Il motivo per il quale hanno pensato quest’assemblea è anche legato ad un fatto giuridico. Qualcuno sta proponendo a livello nazionale un regolamento, una legge ad iniziativa popolare, che sembra solo nel titolo occuparsi dei posti come questo, cioè dei beni comuni. In realtà se passasse, dicono loro, poiché dà delega al Governo (legge delega) di occuparsi del tema senza fornire chiare indicazioni (né condivise con quelli che negli ultimi anni hanno lavorato sul tema), su limiti e direzione da seguire, potrebbe avere effetti addirittura deleteri.

E allora l’idea, secondo il loro metodo, che è la cosa più bella e più nuova, è discutere, insieme, un’altra proposta. Ecco perché l’Assemblea. Però insieme a tutti e allora Assemblea Nazionale.

Poi qualche giorno dopo, per cercare di capire di più, chiedo ad uno di quelli che questo spazio lo “attraversano” (come dicono loro, perché abitarlo dà già idea di possesso, che è quello che qui non si vuole), perché quest’Assemblea proprio a Napoli?

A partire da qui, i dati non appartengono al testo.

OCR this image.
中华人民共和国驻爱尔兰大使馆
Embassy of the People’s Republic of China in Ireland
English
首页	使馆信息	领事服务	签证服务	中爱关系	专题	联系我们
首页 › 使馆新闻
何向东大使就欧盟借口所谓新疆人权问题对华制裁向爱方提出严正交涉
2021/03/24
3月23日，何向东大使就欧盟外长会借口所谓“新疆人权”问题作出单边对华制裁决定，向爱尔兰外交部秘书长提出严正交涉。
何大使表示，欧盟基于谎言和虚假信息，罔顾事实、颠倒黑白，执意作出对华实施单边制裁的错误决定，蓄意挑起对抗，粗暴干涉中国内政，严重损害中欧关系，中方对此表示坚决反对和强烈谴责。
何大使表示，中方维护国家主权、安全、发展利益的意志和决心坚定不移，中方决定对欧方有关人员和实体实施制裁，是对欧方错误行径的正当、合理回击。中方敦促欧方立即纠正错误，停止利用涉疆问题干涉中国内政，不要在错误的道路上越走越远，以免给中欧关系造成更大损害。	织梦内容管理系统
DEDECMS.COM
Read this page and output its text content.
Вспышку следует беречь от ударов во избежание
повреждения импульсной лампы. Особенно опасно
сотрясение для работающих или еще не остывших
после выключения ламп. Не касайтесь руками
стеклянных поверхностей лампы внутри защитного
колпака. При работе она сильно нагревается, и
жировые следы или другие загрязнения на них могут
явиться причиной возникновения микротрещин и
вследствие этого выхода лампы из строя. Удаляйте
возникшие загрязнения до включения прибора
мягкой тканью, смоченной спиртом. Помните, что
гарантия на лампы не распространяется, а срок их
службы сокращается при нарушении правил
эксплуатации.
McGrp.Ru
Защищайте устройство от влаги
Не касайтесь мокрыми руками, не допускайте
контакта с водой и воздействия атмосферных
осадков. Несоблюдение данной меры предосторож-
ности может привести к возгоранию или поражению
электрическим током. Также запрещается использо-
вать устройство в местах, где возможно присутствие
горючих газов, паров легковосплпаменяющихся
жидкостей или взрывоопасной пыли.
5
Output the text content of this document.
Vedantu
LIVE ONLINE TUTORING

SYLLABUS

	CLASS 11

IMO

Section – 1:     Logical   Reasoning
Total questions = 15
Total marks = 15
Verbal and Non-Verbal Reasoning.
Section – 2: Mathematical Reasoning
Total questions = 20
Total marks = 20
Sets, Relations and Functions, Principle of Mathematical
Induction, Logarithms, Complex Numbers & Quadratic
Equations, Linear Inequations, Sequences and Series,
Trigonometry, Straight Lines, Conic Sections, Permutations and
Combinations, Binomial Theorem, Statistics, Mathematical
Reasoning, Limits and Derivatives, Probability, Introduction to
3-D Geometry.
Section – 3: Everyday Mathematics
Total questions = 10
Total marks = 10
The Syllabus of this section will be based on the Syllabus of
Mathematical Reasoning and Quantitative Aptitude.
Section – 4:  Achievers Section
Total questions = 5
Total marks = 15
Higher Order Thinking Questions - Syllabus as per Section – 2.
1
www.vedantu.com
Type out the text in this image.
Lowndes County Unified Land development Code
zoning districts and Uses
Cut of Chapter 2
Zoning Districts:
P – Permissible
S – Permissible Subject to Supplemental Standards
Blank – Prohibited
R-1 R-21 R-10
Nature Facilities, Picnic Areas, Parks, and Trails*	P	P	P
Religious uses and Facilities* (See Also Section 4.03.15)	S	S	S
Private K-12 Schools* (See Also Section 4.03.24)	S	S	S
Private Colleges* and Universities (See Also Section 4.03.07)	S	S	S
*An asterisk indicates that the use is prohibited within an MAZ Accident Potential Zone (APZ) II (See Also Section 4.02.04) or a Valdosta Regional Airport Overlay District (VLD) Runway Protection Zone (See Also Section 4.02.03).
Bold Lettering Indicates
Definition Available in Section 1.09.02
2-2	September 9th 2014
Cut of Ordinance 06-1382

Mi risponde semplicemente: perché l’Asilo, questo, a Napoli, è stato il primo che è riuscito davvero a realizzare queste cose. È da qui che è nato questo nuovo modo di pensare, cioè quest’idea di provare, di tendere, ad avere delle dinamiche di gestione di beni pubblici diversa, mai vista prima su questo genere di cose.

Una palestra di gestione

Poi Cesare mi racconta molto altro. A noi non interessa, o almeno questa è la mia visione, avere uno spazio pacificato, un posto dove tutto sembra scorrere liscio ma in realtà solo in superficie.

A noi serve che se il conflitto, la divergenza di opinioni, c’è, che venga fuori. Così ne possiamo parlare, possiamo portarla, per risolverla, dentro l’Assemblea.

Addirittura sai cosa è successo una volta? Era venuto fuori un classico caso che noi chiamiamo ormai di “spirito proprietario”. Cioè ogni tanto può capitare che magari qualcuno rovina qualche strumento di produzione, e allora qualcun altro se la prende un sacco. Certo è comprensibile, perché magari aveva contribuito quello strumento a crearlo, però non è così che dobbiamo fare. L’idea, quello che vorremmo, se non proprio ci riusciamo esattamente però almeno la tensione vorremmo che sia quella, che nessuno si senta padrone dentro queste mura. Infatti non c’è neanche nessun affidatario.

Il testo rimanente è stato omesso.